Artemis terbelalak ketika dia meninggikan suaranya. Napas Apollo sedikit tersengal akibat emosi yang diredam. Bibirnya mengatup erat sebelum berucap dengan nada yang lebih rendah. "Aku akan menikahi gadis ini, jadi jangan merendahkannya."
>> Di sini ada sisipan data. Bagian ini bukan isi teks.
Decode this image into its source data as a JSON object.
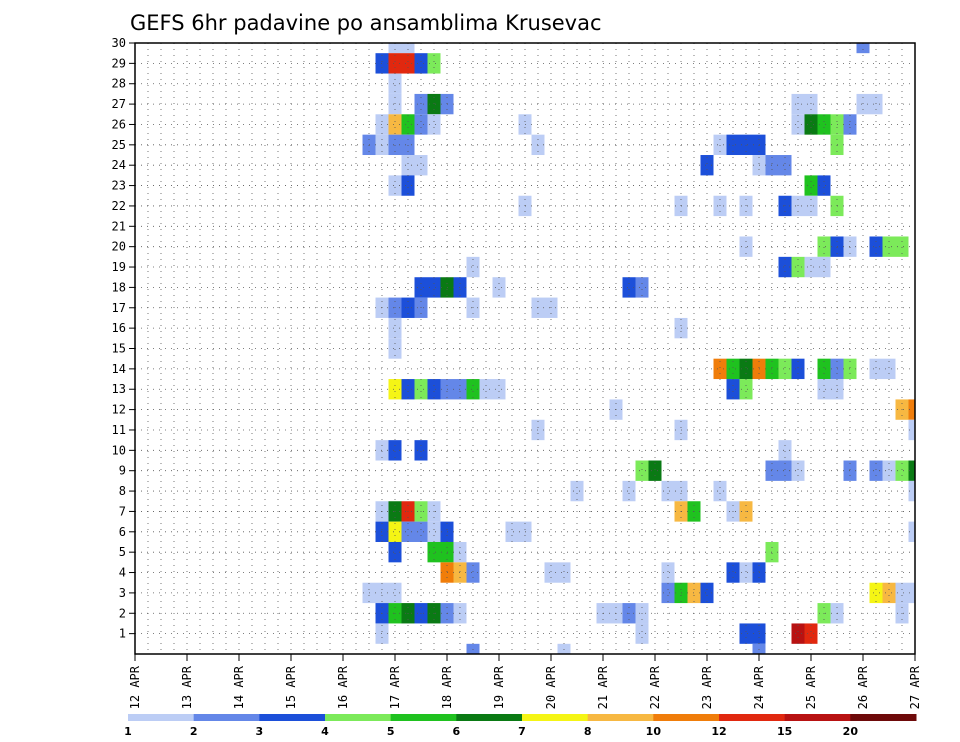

"Menikah? Kau itu dewa, sedangkan dia manusia. Kita ini sangat berbeda!" tolaknya penuh penekanan. "Dewa waras mana yang mau menikahi manusia?"
Menikah adalah hal yang sakral, kecuali Zeus yang tidak memandang serius pernikahannya dengan Hera. Gagasan pernikahan antara dewa dan manusia sering dianggap sebagai masalah yang tabu, kecuali hal tersebut memang diperintahkan oleh Zeus sendiri. Walaupun demikian, tidak ada satu pun dari 12 Dewa Utama Olympus—tentu saja selain Dionysus yang menikahi cucu Helios, Ariadne—yang pernah menikahi manusia secara resmi.
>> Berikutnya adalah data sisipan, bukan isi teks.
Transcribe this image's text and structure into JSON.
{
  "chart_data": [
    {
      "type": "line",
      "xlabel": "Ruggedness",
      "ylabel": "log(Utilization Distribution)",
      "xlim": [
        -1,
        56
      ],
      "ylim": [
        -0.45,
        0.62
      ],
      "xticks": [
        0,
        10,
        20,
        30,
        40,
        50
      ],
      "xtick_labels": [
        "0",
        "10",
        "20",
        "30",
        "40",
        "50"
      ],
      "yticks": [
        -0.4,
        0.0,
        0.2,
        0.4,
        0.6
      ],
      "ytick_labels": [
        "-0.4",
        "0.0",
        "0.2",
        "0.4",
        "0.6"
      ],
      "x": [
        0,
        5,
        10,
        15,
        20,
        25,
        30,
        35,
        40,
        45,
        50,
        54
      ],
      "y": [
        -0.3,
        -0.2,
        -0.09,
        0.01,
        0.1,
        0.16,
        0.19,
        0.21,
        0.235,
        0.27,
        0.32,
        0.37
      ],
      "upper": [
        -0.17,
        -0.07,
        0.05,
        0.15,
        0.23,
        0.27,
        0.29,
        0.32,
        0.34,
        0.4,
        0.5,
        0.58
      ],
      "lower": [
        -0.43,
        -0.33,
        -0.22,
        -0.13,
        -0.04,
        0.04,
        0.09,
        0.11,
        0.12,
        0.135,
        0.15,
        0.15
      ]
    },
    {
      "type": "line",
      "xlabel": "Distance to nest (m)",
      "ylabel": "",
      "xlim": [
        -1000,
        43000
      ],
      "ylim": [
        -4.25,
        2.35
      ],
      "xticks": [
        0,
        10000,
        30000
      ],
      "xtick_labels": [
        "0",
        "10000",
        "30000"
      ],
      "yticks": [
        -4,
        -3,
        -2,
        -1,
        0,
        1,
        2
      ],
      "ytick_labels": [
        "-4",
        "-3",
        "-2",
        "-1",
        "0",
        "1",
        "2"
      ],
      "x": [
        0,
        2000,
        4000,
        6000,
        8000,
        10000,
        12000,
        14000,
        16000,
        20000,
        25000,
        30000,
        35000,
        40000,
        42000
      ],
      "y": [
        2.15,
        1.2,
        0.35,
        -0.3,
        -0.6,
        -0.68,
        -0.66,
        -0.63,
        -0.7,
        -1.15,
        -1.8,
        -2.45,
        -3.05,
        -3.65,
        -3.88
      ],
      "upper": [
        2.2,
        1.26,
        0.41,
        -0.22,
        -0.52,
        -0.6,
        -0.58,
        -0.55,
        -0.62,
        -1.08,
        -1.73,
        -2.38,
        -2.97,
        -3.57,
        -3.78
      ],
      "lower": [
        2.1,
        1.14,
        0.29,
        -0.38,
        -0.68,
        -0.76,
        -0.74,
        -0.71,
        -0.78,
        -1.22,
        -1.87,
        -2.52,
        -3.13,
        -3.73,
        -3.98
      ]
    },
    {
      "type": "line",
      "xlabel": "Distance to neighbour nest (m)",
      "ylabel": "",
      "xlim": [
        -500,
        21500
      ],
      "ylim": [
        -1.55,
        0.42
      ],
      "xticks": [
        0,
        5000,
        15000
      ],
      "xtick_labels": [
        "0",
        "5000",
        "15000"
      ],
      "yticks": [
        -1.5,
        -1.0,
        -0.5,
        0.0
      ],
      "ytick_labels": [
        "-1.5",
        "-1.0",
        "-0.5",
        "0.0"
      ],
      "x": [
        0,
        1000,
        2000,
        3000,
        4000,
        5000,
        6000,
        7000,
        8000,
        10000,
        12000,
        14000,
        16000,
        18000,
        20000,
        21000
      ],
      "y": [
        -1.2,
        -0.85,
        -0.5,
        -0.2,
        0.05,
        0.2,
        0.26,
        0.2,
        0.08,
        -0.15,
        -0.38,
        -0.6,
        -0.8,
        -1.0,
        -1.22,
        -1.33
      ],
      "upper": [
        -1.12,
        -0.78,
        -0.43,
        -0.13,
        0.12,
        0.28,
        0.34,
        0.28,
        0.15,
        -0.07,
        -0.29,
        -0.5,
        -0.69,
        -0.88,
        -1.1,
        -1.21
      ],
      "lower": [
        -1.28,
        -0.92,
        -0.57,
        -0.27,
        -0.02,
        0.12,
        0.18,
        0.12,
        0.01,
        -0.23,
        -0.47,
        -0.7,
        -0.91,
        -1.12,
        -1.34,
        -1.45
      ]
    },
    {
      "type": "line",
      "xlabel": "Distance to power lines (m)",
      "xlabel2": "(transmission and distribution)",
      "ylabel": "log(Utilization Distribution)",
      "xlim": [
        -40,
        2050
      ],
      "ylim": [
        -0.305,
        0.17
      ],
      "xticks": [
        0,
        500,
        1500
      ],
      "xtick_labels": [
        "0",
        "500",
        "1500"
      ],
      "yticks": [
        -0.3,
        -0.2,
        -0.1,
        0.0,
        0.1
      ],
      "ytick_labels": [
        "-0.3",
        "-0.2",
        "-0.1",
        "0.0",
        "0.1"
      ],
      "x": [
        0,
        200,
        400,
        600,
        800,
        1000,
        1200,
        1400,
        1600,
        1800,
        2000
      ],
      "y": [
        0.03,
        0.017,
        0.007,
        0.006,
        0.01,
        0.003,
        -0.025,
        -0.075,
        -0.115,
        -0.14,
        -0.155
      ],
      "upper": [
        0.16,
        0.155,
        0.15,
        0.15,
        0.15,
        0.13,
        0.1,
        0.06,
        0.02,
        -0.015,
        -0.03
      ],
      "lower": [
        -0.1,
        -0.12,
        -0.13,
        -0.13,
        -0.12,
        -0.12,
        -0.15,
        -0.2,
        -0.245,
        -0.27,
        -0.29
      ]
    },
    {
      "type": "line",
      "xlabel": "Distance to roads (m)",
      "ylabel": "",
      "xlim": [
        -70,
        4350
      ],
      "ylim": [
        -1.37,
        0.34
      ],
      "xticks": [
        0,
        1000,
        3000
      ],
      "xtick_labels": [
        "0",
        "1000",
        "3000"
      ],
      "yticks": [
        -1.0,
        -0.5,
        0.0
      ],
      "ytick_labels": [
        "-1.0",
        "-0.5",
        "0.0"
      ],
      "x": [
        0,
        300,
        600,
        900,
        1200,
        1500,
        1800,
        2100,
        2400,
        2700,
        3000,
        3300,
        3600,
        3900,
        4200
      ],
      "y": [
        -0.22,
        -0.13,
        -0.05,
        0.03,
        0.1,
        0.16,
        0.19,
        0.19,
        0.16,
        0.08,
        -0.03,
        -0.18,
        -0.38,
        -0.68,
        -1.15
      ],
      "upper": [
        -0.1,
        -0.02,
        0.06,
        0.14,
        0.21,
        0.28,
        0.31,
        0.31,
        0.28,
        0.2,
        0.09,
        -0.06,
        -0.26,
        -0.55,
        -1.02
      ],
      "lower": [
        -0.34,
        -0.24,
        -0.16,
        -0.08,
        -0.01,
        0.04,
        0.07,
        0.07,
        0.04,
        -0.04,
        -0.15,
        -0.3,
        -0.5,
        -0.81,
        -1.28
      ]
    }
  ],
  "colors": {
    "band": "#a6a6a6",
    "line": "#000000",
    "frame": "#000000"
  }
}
"Aku akan membuktikan kalau anggapanmu itu salah."
Artemis mendesis. Niat gila kembarannya ternyata sudah tidak bisa dicegah. "Kau akan membuat masalah besar."
"Padahal kau pernah berada di posisiku sebelumnya," gumam rendah Apollo, "seharusnya kau lebih mengerti apa yang aku rasakan."
Tatapan tidak percaya terpantul di mata Artemis. "Itu sebuah kesalahan dan seharusnya kau tidak mengulanginya."
"Jika itu sebuah kesalahan, seharusnya kau membenci langit malam, bukannya menempatkannya di atas sana."
Wajah Artemis seketika memerah akibat emosi yang tertahan. Tangannya pun mengepal untuk menyeimbangkan pola napasnya yang memburu cepat. Cara Apollo berbicara memang terdengar tajam, tetapi penuh dengan kebenaran yang pahit.
"Aku bukan dirimu, Artemis. Aku akan melakukan apa saja untuk mendapatkannya."
Artemis merenungkan kalimatnya, tercerap hingga ke relung hatinya. Dia lantas mengangkat dagunya untuk menyejajarkan padangannya dengan Apollo. "Kalau begitu, yakinkan aku."
Dewa itu menatapnya lekat-lekat. Menelusuri bara yang terpantul di mata perak saudarinya. Jelas sekali kalau harga diri dewi itu sudah tersentuh oleh kalimatnya.
"Buktikan ucapan besarmu dan dapatkan restuku," ucap Artemis lagi dengan nada yang menantang.
Apollo menggeram. "Kau akan melihat dan menyesal sudah meremehkanku."
Dewi itu balas tersenyum sinis. "Kita lihat saja hasilnya nanti. Apakah Zeus akan diam saja saat melihat pembantahanmu ini," jawabnya yang kemudian mendekatkan bibirnya ke telinga Apollo. "Namun, perlu kau ingat. Aku akan menembak kesayanganmu jatuh jika kau gagal membuktikannya."
Kekeruhan mulai meredupkan cahaya Apollo. Tulang punggungnya yang kaku seakan merubah tubuhnya menjadi batu. Tidak ada ekspresi yang bisa ia tunjukkan selain mengepalkan tangannya lebih kuat dan tenggelam dalam deru.